Some Western politicians are now starting to wake up – and, just as one would expect, the implications are huge for those markets that didn’t see this shift coming. Unlike Bill Gates, the White House now backs a temporary waiver of Covid-19 vaccine patents. Of course, related pharma stocks were hit hard yesterday. Yet in what way is a US Grand Strategy helped by allowing firms to rake in mega profits in a world in which realpolitik ‘vaccine diplomacy’ is so evident? See the recent public fury in India against the US over vaccine hoarding, for example (And imagine a map of the world where India isn’t a friend of the US, and yet the US still has a strong hand in the Indo-Pacific; and project the Asian economy China is most worried about in the long term.)
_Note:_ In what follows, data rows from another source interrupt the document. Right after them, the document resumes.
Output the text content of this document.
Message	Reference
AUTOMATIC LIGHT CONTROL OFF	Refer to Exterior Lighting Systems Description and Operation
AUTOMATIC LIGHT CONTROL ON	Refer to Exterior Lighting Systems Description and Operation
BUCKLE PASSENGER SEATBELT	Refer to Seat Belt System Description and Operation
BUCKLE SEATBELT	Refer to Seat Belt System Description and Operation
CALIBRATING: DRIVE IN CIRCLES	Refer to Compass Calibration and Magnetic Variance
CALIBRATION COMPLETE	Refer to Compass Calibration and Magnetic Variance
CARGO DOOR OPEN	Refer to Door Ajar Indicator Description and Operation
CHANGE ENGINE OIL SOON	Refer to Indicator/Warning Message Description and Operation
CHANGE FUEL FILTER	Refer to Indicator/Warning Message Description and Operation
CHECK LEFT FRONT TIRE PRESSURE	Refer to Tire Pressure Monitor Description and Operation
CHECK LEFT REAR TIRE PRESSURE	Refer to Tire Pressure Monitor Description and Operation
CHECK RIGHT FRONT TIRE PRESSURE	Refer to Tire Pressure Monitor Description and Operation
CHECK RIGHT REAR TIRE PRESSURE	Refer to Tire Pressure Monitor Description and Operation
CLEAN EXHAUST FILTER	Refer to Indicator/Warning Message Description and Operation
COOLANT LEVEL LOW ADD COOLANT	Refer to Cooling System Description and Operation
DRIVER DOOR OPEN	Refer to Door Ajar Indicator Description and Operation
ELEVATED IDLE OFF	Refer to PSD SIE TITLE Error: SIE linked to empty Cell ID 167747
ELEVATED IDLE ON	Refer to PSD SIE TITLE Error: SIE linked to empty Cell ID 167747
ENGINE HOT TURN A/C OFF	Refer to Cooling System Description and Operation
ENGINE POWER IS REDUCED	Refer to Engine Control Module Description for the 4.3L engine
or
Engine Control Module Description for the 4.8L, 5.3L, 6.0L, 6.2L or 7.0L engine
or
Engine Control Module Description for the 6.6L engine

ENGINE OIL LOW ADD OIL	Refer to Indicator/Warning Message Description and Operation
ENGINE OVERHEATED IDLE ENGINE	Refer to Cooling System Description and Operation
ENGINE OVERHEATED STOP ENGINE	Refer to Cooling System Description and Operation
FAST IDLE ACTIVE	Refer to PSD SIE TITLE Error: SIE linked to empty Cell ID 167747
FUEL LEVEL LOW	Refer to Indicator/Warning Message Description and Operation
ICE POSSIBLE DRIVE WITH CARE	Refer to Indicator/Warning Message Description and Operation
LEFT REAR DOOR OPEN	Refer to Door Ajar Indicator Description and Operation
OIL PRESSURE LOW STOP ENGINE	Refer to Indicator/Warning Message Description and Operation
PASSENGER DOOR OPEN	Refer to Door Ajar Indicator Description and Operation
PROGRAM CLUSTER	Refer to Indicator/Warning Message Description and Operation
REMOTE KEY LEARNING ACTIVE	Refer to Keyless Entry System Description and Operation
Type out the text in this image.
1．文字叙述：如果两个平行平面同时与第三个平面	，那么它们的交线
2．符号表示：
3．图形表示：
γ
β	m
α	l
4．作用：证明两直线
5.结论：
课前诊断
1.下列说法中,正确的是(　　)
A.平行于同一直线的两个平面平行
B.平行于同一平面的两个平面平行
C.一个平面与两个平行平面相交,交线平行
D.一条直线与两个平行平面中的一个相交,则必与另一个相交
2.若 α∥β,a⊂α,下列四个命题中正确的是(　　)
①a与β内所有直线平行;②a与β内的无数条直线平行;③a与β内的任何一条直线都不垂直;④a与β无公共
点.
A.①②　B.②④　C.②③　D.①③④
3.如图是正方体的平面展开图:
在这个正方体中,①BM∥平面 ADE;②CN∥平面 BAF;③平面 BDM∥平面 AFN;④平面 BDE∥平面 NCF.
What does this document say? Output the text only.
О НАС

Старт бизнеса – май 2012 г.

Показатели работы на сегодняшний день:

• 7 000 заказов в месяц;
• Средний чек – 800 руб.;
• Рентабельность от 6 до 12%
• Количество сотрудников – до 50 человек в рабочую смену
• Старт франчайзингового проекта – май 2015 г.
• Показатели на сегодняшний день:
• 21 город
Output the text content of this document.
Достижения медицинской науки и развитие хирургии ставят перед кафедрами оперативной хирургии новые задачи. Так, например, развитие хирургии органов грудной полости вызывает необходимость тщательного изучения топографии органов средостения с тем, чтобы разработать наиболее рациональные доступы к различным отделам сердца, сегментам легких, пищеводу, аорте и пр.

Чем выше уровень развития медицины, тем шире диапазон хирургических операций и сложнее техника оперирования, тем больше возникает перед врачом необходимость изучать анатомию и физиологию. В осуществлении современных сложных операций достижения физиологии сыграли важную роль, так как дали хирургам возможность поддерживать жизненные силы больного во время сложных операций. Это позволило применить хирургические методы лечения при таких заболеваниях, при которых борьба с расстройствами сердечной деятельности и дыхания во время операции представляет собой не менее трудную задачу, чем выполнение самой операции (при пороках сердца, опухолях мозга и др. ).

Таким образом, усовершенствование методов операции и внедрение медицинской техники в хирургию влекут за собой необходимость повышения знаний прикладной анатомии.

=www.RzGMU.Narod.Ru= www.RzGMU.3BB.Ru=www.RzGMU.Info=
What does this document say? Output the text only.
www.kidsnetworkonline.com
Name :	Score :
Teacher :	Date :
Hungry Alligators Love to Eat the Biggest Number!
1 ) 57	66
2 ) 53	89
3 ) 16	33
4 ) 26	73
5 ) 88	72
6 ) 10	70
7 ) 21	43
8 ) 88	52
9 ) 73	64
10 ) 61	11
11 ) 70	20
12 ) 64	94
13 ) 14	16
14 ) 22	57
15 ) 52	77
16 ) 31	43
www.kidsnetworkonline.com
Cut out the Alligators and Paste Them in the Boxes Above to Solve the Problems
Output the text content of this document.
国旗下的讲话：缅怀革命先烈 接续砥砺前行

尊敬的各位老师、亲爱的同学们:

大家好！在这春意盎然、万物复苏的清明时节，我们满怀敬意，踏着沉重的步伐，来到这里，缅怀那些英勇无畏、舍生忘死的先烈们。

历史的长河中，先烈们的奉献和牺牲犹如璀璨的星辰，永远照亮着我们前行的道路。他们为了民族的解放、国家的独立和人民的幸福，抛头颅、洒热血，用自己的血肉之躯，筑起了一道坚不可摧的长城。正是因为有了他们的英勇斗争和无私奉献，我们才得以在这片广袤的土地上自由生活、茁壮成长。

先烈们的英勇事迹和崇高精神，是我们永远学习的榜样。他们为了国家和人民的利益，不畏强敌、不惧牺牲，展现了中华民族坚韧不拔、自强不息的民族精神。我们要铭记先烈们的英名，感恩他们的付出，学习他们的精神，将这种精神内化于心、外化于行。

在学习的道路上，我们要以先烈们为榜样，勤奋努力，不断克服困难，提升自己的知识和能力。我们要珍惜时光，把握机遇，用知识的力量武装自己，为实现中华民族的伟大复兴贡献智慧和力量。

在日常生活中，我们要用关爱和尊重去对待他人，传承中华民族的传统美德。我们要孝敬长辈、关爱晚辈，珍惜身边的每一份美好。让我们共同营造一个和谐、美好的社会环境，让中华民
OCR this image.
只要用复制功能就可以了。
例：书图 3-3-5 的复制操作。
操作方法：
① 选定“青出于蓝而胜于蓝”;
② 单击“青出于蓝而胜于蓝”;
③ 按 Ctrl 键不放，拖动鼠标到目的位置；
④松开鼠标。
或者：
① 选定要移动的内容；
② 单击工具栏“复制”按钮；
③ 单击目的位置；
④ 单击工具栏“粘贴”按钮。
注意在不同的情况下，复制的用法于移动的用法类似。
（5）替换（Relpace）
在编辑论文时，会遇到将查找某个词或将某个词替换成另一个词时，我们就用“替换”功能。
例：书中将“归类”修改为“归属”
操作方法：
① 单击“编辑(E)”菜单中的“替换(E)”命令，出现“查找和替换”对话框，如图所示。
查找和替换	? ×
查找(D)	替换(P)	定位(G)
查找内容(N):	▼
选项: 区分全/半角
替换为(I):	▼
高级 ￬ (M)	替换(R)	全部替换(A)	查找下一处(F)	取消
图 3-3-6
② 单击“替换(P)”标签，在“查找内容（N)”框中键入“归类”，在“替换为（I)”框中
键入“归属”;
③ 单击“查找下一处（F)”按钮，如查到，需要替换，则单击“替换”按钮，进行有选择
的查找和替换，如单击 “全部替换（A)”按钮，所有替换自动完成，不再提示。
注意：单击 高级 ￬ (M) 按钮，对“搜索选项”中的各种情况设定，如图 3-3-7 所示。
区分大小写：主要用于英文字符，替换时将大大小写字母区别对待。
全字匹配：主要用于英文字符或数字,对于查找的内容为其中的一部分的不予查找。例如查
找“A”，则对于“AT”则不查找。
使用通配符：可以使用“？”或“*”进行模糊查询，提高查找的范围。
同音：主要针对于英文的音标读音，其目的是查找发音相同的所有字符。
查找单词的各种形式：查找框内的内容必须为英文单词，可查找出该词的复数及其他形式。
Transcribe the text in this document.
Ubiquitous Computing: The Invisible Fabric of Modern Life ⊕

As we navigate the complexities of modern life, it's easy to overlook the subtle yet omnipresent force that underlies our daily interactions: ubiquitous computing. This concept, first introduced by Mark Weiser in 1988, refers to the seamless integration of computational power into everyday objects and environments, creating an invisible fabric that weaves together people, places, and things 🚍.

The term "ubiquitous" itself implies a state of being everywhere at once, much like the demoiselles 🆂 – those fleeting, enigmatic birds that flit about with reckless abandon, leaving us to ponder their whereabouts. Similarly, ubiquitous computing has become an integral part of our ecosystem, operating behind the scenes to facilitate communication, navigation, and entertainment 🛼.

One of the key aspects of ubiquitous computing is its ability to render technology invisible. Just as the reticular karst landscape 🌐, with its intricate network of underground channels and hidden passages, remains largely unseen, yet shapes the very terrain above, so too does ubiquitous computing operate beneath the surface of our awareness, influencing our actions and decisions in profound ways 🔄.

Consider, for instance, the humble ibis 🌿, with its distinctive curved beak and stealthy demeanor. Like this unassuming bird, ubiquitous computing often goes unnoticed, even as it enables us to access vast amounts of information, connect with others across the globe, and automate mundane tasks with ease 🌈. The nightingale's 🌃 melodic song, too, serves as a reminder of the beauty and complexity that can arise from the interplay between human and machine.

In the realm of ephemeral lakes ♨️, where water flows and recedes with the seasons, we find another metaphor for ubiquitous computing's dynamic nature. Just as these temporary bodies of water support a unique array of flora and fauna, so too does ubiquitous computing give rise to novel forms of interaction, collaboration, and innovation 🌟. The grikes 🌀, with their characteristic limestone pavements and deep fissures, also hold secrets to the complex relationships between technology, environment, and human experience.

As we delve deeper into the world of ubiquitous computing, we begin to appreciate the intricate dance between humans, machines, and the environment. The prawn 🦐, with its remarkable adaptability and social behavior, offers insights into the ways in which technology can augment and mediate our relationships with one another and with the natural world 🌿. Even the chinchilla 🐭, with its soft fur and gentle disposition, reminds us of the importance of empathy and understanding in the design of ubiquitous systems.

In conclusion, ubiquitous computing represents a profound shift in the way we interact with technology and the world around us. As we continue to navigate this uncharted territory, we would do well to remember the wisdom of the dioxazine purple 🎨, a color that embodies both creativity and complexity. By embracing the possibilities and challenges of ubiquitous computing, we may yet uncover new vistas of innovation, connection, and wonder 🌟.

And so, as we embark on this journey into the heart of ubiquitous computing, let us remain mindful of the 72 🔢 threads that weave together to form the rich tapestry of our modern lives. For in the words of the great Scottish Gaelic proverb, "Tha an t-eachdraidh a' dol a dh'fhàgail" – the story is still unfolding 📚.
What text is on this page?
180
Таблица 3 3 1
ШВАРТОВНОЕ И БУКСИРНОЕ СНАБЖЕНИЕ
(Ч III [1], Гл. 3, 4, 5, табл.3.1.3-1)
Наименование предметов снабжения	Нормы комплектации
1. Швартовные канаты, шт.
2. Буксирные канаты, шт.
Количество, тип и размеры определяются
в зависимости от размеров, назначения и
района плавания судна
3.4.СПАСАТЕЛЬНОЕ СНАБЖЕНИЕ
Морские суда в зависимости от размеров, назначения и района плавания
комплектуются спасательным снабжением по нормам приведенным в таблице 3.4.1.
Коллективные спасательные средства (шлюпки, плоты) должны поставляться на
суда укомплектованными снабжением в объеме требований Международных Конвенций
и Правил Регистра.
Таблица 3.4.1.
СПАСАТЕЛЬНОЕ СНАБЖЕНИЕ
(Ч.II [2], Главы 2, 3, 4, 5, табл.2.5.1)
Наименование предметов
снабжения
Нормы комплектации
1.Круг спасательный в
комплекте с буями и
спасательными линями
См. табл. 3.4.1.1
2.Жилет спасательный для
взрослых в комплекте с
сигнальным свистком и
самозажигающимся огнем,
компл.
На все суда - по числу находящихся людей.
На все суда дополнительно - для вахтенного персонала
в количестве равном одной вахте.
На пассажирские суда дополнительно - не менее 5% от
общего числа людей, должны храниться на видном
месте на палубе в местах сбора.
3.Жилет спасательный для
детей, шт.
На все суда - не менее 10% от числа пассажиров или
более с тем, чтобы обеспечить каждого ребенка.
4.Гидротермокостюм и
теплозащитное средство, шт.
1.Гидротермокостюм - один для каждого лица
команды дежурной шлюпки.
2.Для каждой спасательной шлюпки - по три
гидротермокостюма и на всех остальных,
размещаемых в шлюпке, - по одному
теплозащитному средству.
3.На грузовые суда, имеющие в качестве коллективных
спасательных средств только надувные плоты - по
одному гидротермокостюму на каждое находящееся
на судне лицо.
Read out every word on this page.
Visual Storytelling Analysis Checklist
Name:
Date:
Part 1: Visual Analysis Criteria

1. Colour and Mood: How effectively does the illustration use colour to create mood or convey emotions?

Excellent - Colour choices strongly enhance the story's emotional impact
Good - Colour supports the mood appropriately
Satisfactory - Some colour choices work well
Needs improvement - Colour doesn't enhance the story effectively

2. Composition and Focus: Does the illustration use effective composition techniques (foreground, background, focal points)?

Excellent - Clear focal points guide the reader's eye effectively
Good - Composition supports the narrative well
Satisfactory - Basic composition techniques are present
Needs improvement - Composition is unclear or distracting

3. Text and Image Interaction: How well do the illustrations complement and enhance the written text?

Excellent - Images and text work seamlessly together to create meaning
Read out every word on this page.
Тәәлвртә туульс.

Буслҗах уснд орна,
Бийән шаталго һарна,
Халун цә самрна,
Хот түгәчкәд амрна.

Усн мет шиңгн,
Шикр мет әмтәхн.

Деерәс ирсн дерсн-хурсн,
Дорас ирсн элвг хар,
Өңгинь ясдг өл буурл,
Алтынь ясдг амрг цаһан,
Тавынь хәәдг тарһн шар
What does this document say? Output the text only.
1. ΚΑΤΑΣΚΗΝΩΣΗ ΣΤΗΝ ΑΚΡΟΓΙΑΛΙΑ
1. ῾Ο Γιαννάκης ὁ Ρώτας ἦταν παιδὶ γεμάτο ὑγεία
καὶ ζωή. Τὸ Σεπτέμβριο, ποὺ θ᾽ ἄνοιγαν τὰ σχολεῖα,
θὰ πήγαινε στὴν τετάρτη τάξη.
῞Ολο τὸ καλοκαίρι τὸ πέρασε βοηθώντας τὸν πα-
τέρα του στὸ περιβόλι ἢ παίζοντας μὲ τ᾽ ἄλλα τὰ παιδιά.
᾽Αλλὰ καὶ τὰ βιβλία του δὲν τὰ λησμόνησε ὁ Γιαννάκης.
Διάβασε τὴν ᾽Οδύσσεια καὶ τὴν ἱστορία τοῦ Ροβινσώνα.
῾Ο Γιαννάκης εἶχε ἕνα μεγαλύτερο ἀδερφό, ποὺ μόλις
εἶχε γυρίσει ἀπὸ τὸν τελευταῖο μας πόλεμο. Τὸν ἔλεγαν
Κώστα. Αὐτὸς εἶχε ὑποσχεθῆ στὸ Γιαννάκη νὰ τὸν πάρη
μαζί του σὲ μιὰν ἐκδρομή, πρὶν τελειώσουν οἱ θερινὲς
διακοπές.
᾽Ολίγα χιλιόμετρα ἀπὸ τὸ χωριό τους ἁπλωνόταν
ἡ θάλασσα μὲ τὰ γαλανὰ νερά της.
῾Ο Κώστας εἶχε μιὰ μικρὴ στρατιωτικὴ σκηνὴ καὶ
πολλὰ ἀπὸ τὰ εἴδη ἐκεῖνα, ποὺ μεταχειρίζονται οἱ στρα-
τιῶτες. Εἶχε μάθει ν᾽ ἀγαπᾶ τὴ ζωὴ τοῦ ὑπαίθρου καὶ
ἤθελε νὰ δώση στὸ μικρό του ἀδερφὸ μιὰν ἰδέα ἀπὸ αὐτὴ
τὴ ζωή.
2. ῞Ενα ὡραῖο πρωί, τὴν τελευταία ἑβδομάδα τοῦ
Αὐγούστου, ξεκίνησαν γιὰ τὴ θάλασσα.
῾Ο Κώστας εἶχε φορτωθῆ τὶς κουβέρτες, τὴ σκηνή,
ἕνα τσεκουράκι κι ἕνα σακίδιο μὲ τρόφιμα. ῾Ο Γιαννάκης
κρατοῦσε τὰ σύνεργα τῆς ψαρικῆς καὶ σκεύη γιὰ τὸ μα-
Meanwhile, many of the West’s best brains’ personal grand strategies are…Dogecoin: “It is cute. I buy it. It goes up. I get very rich, very fast.” And it is indeed up 12,000% since January, for those who think this means anything meaningful. Yet the SEC says it is reviewing short-selling and swap rules after GameStop and Archegos, to try to stop the “gamification” of markets. And making a joke like Dogecoin worth more than a US Dollar is surely a game too – “Such planning. Many geopolitics. So strategy.” Even Microsoft and Amazon are calling for crypto regulation. The key point is that gamification does not help the US in The Great Game underway. And if it loses that Game, then everybody holding Dogecoin ‘wealth’ needs to start wondering how the PBOC might value such socially-useful ‘assets’.
As such, in the end it’s likely to be dog-eat-Doge.